Sunil Jeewoonarain déplore que son association de 800 membres n’a jamais été informée de cette démarche. « Ce ne sont que les compagnies d’autobus qui ont été mises au courant. » Il rappelle également que la Mauritius Bus Owners Association avait toujours fait état de la situation auprès des autorités.

« Nous sommes partie prenante de ce projet mais c’est surprenant que nous n’ayions pas été informés, » lance-t-il.

Alain Kistnen, secrétaire de l’Union of Bus Industry Workers (UBIW) affirme pour sa part que, ce sujet a toujours été le cheval de bataille de l’organisation. Il rappelle qu’avec des problèmes au sein de la force policière, la police du Transport a été mise au rancart. « On a archi demandé la réinstauration de cette institution, » fait-il valoir. Dans la foulée, il remercie le Commissaire de Police et également le ministre des Infrastructures publiques pour cette initiative.

« Cependant, il y a un grand mais, » poursuit-il.
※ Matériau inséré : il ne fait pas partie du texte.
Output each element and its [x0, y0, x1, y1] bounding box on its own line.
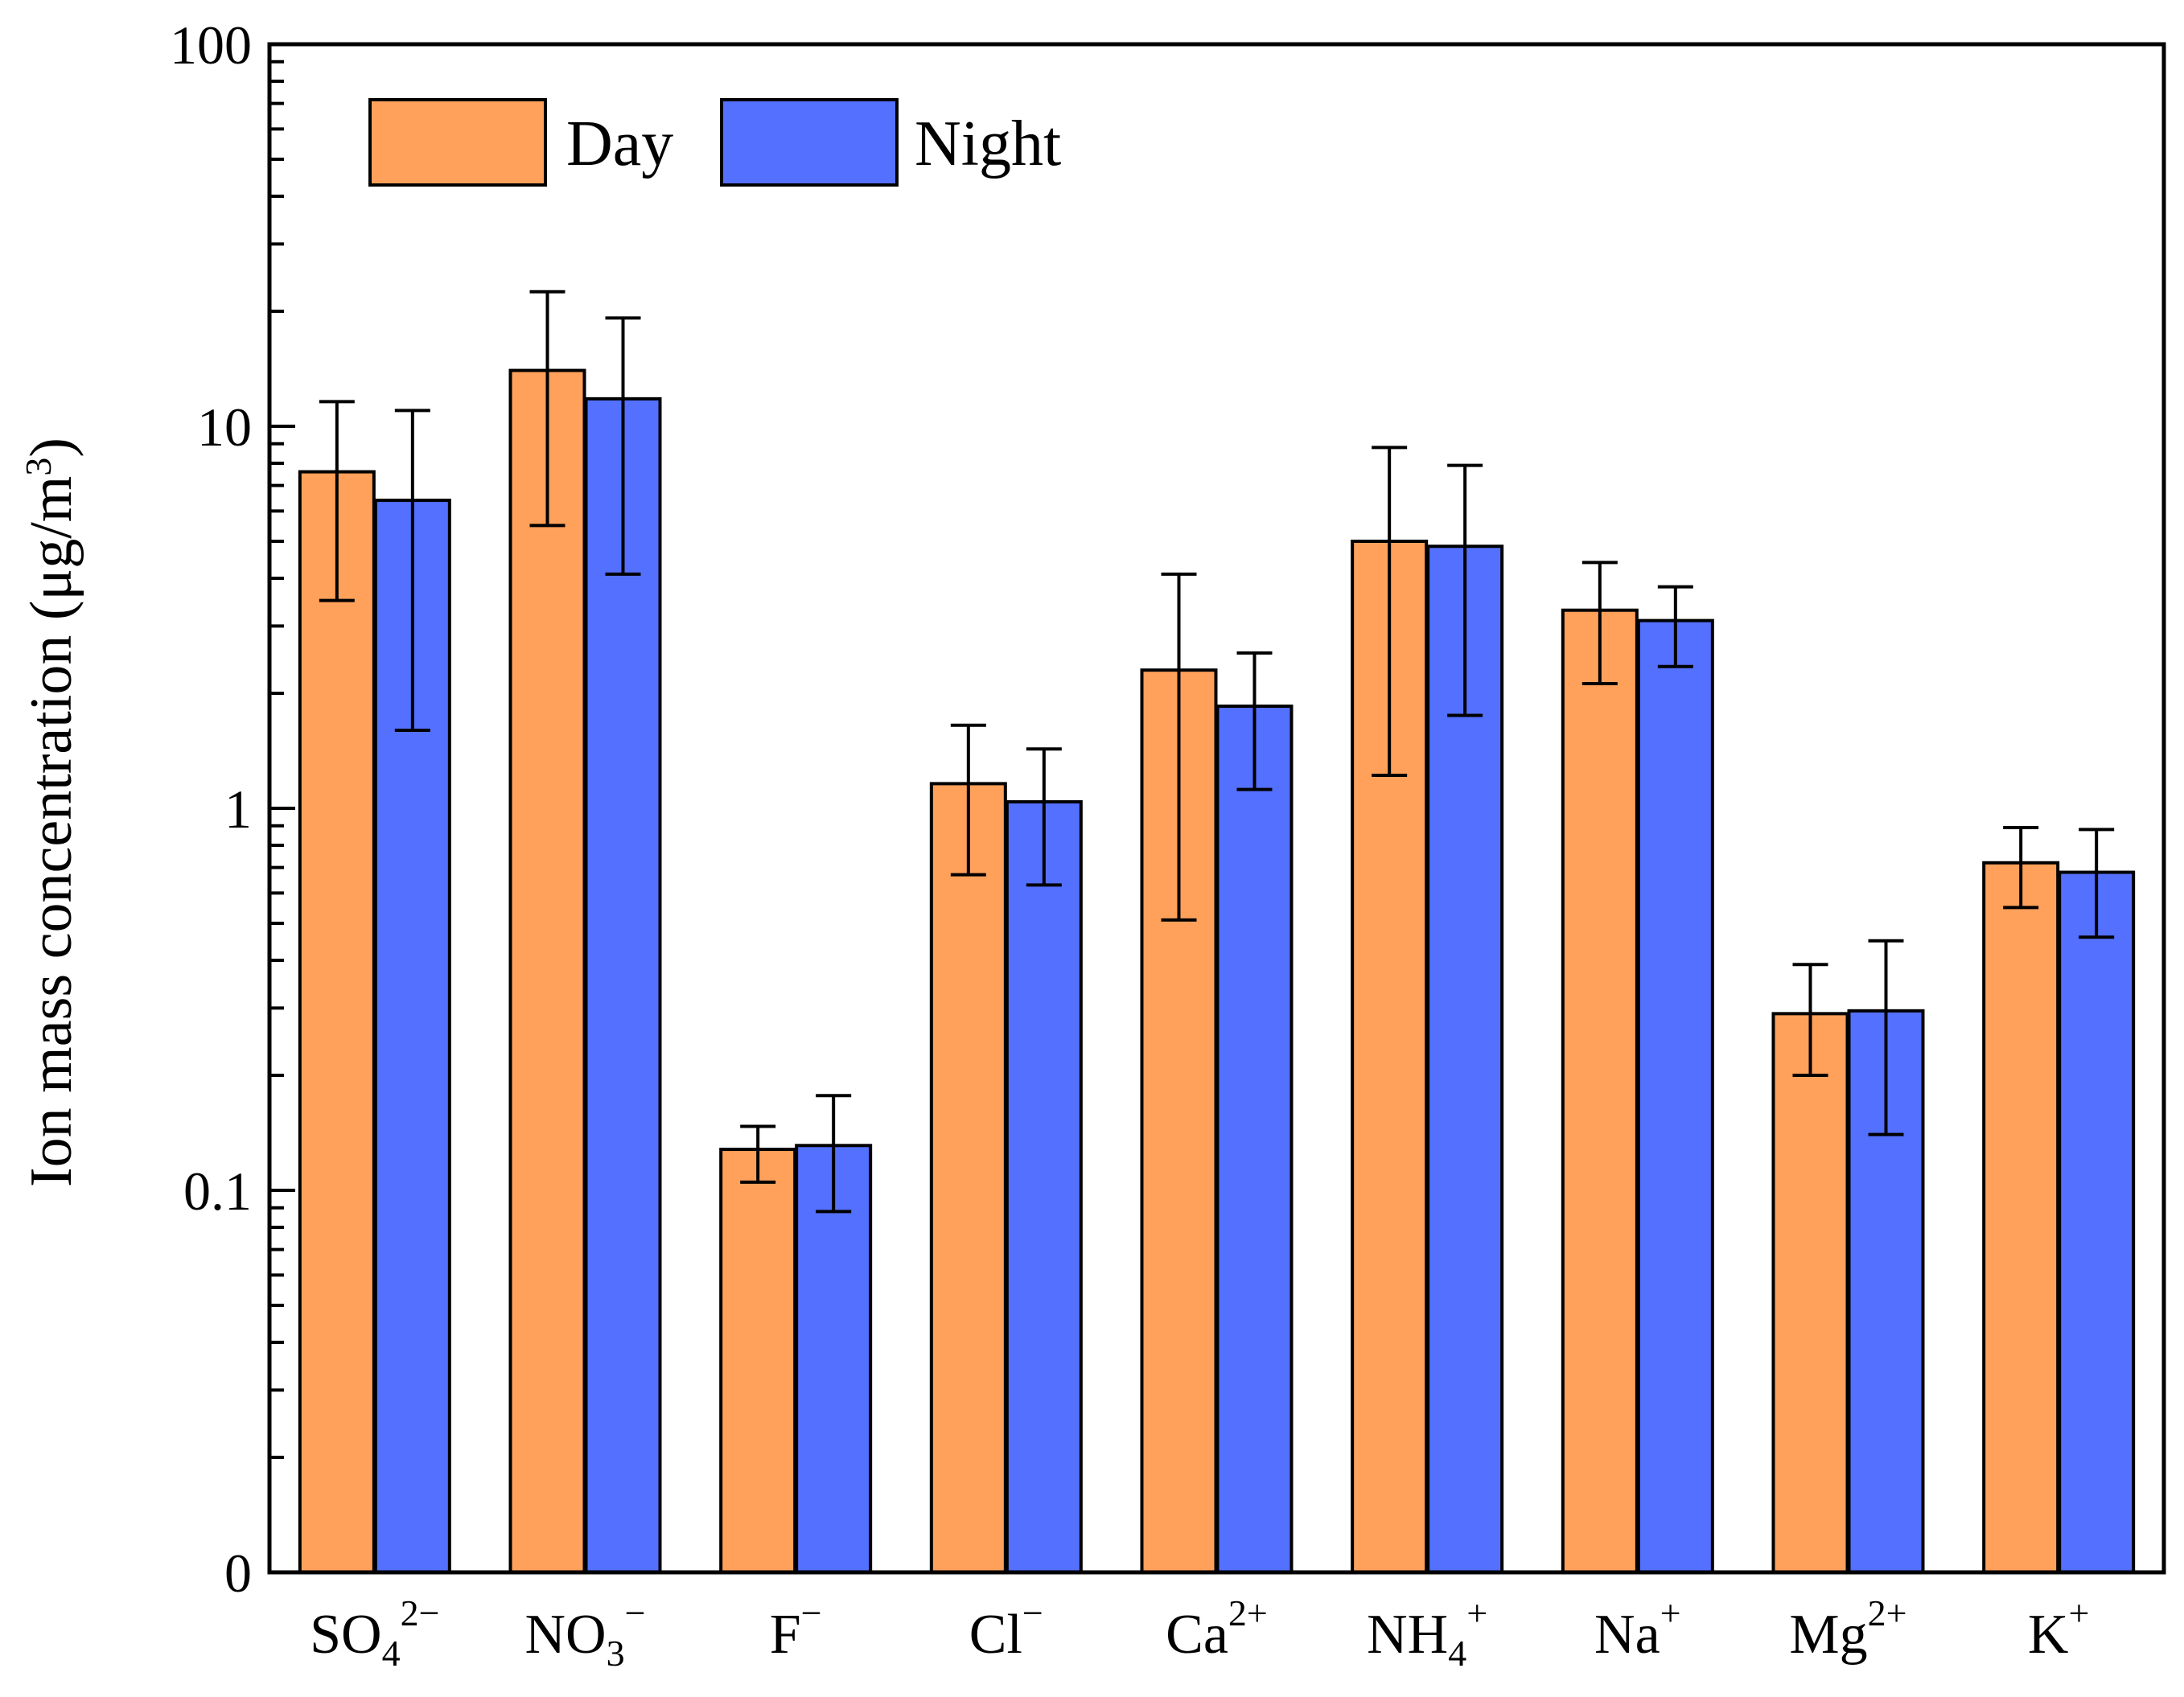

Le secrétaire de l’UBIW se pose plusieurs questions. Il se demande avant tout quel sera l’utilité de la police du Transport et quelle sera sa mission ? « C’est certes pour assurer la sécurité des employés mais dans quelles mesures ? » Il se demande également si cette police sera opérationnelle dans les heures tardives. « Nou pa kone. »

Selon lui, les parties concernées, soit la police et le ministère des Infrastructures publiques entre autres, devront avoir une réunion urgente afin d’éclaircir la situation. Alain Kistnen soutient qu’il est essentiel d’avoir des renseignements sur son mode opératoire. « Nous demandons une réunion pour collaborer ensemble. »

Pour rappel, Gessiyka Frivet, secrétaire de l’Association Travailleurs Transport Autobus, avait animé une conférence de presse, hier, mercredi 21 février pour remercier le ministre des Infrastructures publiques, Nando Bodha, pour cette décision. Elle explique aussi que suite à plusieurs agressions sur les receveurs d’autobus, le ministre avait mis en place un comité pour revoir la situation. Elle avait déclaré que le rôle de cette unité serait « de protéger les travailleurs de transport. Elle serait là comme un chien de garde. »

A noter que cette unité sera basée à La Tour Koenig et que ses membres seraient dispersés dans plusieurs parties du pays, soit, à Albion, Petite-Rivière, Bambous, Baie du Tombeau, Rivière des Galets ou encore Camp Levieux.